Finally, following the PCR-based pre-amplification, an aliquot can be placed into a lower-plex decoding PCR. For example, in (C) a strand of the amplicon resulting from the PCR-based pre-amplification of (B) is shown (20). This strand can be amplified in a decoding PCR, and the original target nucleic acid quantitated. As shown in (C), the PCR can comprise a forward primer (14) and a reverse primer (17), which are the same sequences as the forward primer (14) and reverse primer (17) employed in the PCR-based pre-amplification. The decoding PCR in (C) can be analyzed in real-time, using a detector probe such as 5′-nuclease cleavable probe (21), comprising a florophore (F) and a quencher (Q). The detector probe can be highly specific for a particular amplified target nucleic acid due to the zip-code introduced in the stem-loop reverse primer in (A). The detector probe comprises sequence that is complementary to the 3′ end region of the target nucleic acid, as well as the same sequence as the zip-code sequence of the 3′ stem region of the stem-loop reverse transcription primer.
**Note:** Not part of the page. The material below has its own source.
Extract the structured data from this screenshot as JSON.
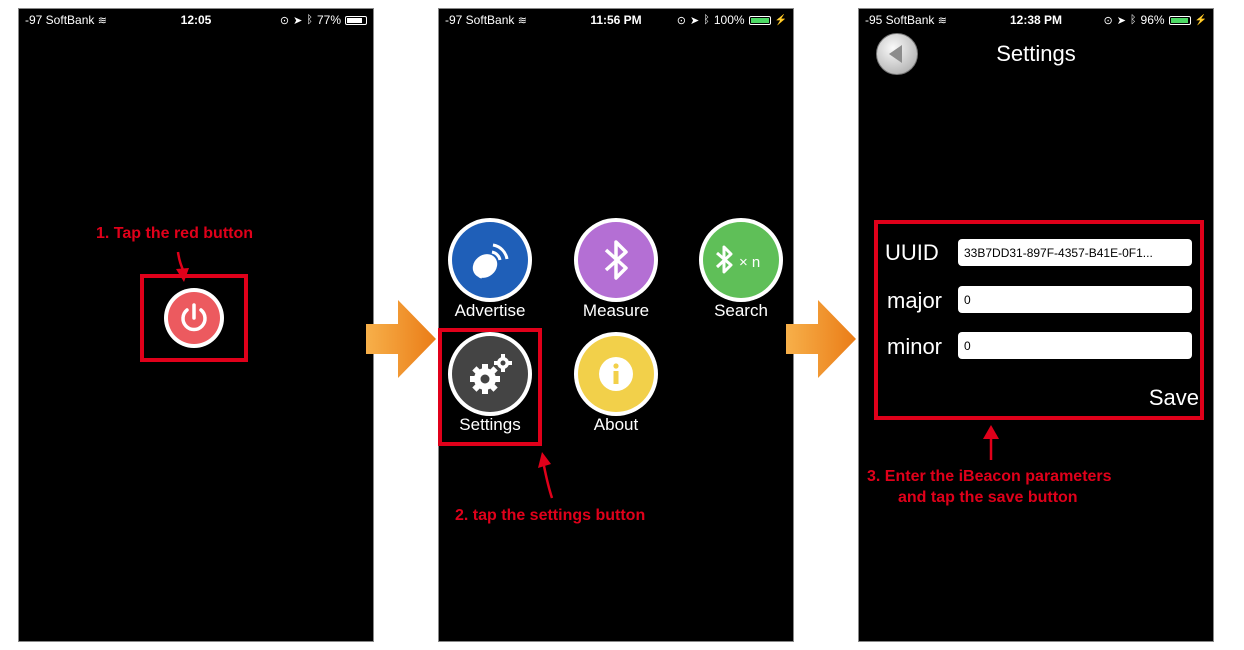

Applying the logic presented by the molecular architecture depicted in
A high degree of accuracy is achieved by the two zip-codes that are encoded into each amplicon. First, a zipcode is encoded into each stem-loop reverse primer by a distinct zip-code stem. Thus, for a 1000 targets of interest, 1000 different stem-loop reverse transcription primers are employed. Each of the 1000 stem-loop reverse transcription primers has a 3′ target specific portion that queries a particular target of interest. Each of the 1000 stem-loop reverse primers further has a unique zip-code sequence in the stem. And, each of the 1000 stem-loop reverse primers has a loop. The loop can be the same sequence for all 1000 stem-loop reverse primers, thereby allowing a single reverse primer to be employed in the multiplexed PCR-based pre-amplification reaction. During the multiplexed PCR-based pre-amplification, 1000 different forward primers can be employed, where each of forward primer can comprise a 3′ target specific portion, and a 5′ zip-code tail region that contains a zip-code sequence that is uniquely associated with a particular target nucleic acid.
Finally, each of the 1000 decoding single-plex PCR can take advantage of the zip-code sequence information occurring on both ends of the amplicons resulting from the reverse transcription encoding, and the multiplexed PCR-based pre-amplification encoding. Each single-plex can comprise a primer a pair corresponding to the zip-codes employed in the reverse transcription/PCR-based pre-amplification reaction. Specifically, each single-plex decoding PCR can have a common universal reverse primer and unique forward primer. The decoding PCR can further comprise a detector probe that has sequence corresponding to the target micro RNA, as well as sequence corresponding to the zipcode stem of the stem-loop reverse primer. Such approaches can allow for a universal battery of 1000 zipcode primers to be employed in the 1000 single-plex PCRs, thus providing redundant universal primers and a corresponding reduction in cost. In some embodiments of the present teachings, each of the 1000 stem-loop reverse primers can contain the same loop. Thus, a single reverse primer sequence can be used in the PCR-based pre-amplification reaction. Further, that same reverse primer sequence can be used in the plurality of decoding PCRs. Such an approach has the benefit of minimizing the number of different molecules needed to query a large number of different targets. Of course, one need not necessarily use a single universal reverse primer. Thus, some of the stem-loop reverse primers can contain different sequences in their loops, thus resulting in the use of a corresponding set of different reverse primers in the PCR-based pre-amplifications.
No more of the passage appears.